Using Docking and (if applicable) Boltz or BoltzGen Co-Folding, users:
  • Evaluate binding poses and interaction patterns
  • Confirm engagement of known functional residues
  • Compare multiple leads for consistency of on-target binding
This step establishes a mechanistic anchor for downstream interpretation, giving a validated on-target binding hypotheses, and key interaction residues and motifs.
  1. Survey Potential Off-Target Binding
Next, assess whether leads may engage additional proteins that could drive indirect effects. Using Virtual Screening and Docking against a curated off-target panel, users can:
  • Identify secondary binding candidates
  • Flag proteins involved in signaling, metabolism, or stress responses
  • Distinguish selective compounds from promiscuous binders
This step generates candidate off-target hypotheses, not conclusions, in the form of a ranked list of plausible off-target interactions per lead.
  1. Analyze Cellular Response with scRNA-seq
Now connect molecular interactions to biological outcomes. Using scRNA-seq Analysis, users can:
  • Perform differential gene expression (DEG) analysis between treated and control cells
  • Identify transcriptional programs altered by compound exposure
  • Resolve heterogeneity across cell populations
This step answers:
  • What changes when the compound is applied?
  • Which cell states are most affected?
This results in differential expression profiles across cell types and conditions.
  1. Map Effects to Pathways and Gene Regulatory Networks
Translate gene-level changes into mechanistic understanding. Using Automated Target ID and Gene Regulatory Network Analysis, users can:
  • Identify upstream regulators driving observed transcriptional changes
  • Map altered genes to known signaling pathways
  • Predict cascade effects downstream of target engagement
This helps distinguish:
  • Direct on-target pathway modulation
  • Indirect off-target or compensatory responses
This step gives a pathway-level interpretation of compound effects with ranked regulators and network hubs.
  1. Model Temporal and Dose-Dependent Effects (Optional)
If time-series data is available, deepen the analysis. Using Temporal Omics Analysis, users can:
  • Model how gene expression evolves after compound exposure
  • Identify early vs late response programs
  • Separate primary effects from downstream adaptation
This step is especially valuable for:
  • Chronic dosing scenarios
  • Pathway rewiring and resistance studies
This produces dynamic models of pathway engagement over time.
  1. Integrate and Interpret with Revilico Agent
Finally, synthesize results across molecular and cellular layers. Using Revilico Agent, users can:
  • Ask mechanistic “why” questions across datasets
  • Compare on-target binding hypotheses with observed pathway changes
  • Generate testable biological hypotheses for follow-up experiments
This gives cohesive mechanistic narratives linking chemistry to biology.

Results

  • Clear differentiation between on-target and off-target effects
  • Mechanistic insight into pathway-level engagement
  • Reduced ambiguity in phenotypic interpretation
  • Stronger confidence in lead progression or redesign decisions

Now What? I understand how my leads engage biology, but what’s next?
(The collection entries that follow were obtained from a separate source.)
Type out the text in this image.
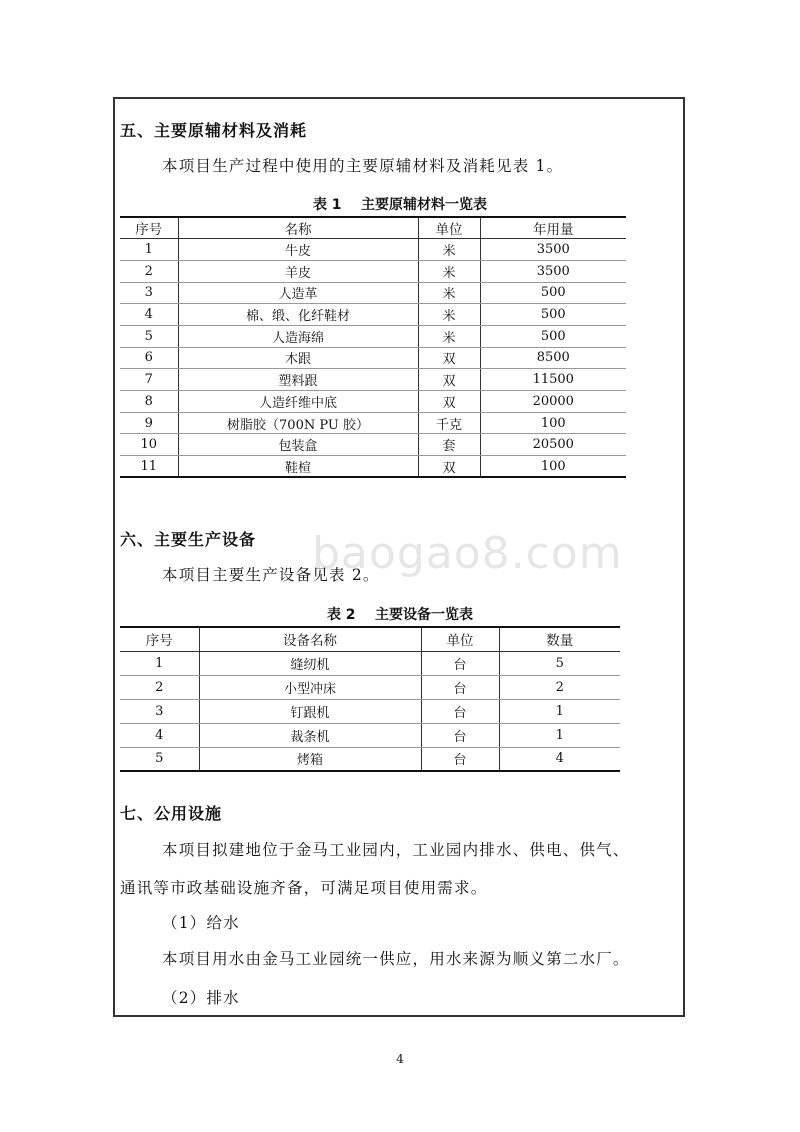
五、主要原辅材料及消耗
本项目生产过程中使用的主要原辅材料及消耗见表 1。
表 1    主要原辅材料一览表
序号	名称	单位	年用量
1	牛皮	米	3500
2	羊皮	米	3500
3	人造革	米	500
4	棉、缎、化纤鞋材	米	500
5	人造海绵	米	500
6	木跟	双	8500
7	塑料跟	双	11500
8	人造纤维中底	双	20000
9	树脂胶（700N PU 胶）	千克	100
10	包装盒	套	20500
11	鞋楦	双	100
baogao8.com
六、主要生产设备
本项目主要生产设备见表 2。
表 2    主要设备一览表
序号	设备名称	单位	数量
1	缝纫机	台	5
2	小型冲床	台	2
3	钉跟机	台	1
4	裁条机	台	1
5	烤箱	台	4
七、公用设施
本项目拟建地位于金马工业园内，工业园内排水、供电、供气、
通讯等市政基础设施齐备，可满足项目使用需求。
（1）给水
本项目用水由金马工业园统一供应，用水来源为顺义第二水厂。
（2）排水
4
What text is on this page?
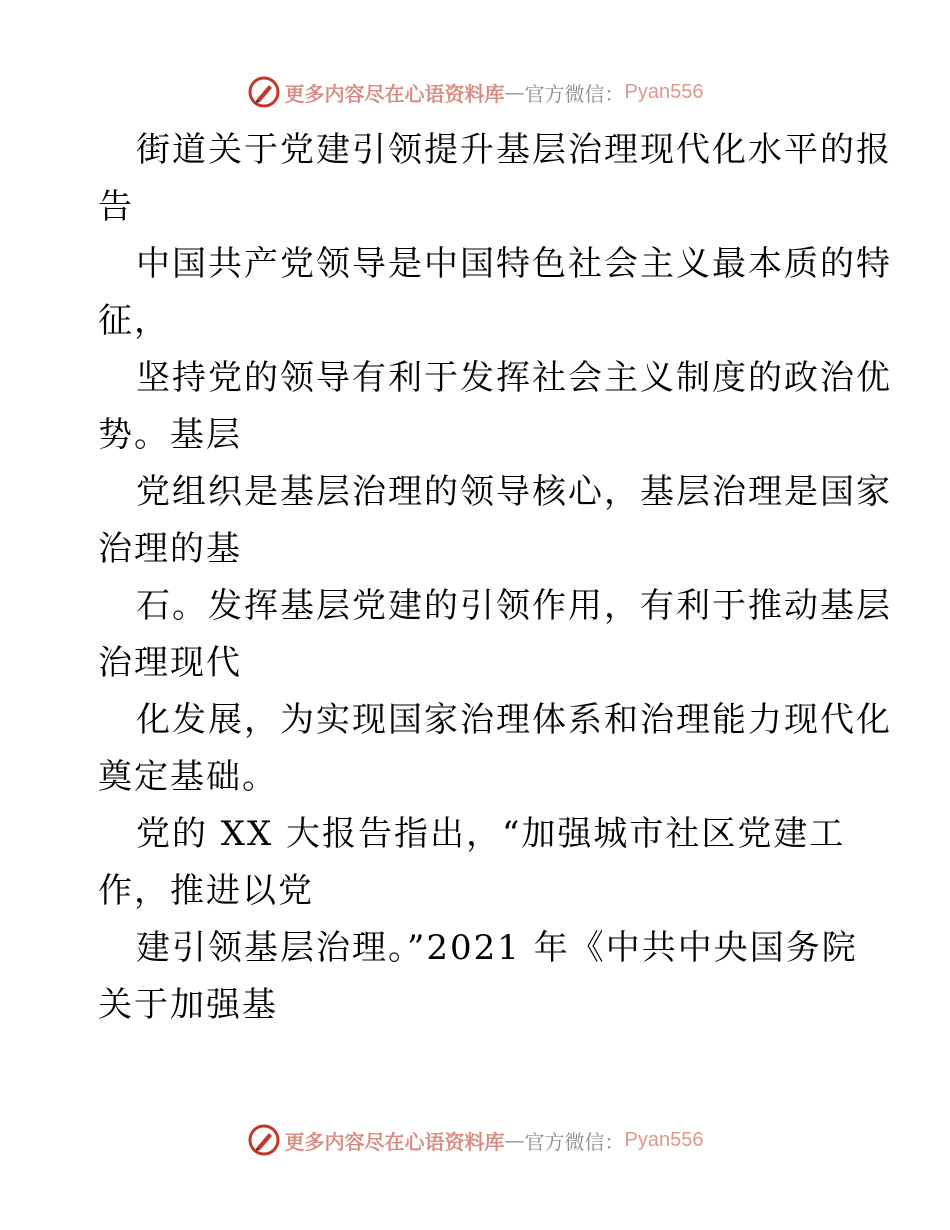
更多内容尽在心语资料库 — 官方微信： Pyan556
街道关于党建引领提升基层治理现代化水平的报
告
中国共产党领导是中国特色社会主义最本质的特
征，
坚持党的领导有利于发挥社会主义制度的政治优
势。基层
党组织是基层治理的领导核心，基层治理是国家
治理的基
石。发挥基层党建的引领作用，有利于推动基层
治理现代
化发展，为实现国家治理体系和治理能力现代化
奠定基础。
党的 XX 大报告指出，“加强城市社区党建工
作，推进以党
建引领基层治理。”2021 年《中共中央国务院
关于加强基
更多内容尽在心语资料库 — 官方微信： Pyan556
Common next steps include:
  • Refining chemistry to amplify desired pathways and suppress undesired ones
  • Designing focused validation experiments
  • Prioritizing leads with clean, interpretable mechanisms
  • Integrating findings into toxicity or efficacy optimization workflows

Why Revilico?

Revilico uniquely connects:
  • Molecular binding engines for direct interaction analysis
  • Single-cell transcriptomics for biological response resolution
  • Network and temporal modeling for pathway-level insight
  • AI-assisted reasoning to unify complex datasets
This enables teams to move beyond single-target thinking and design molecules with predictable, system-aware biological behavior.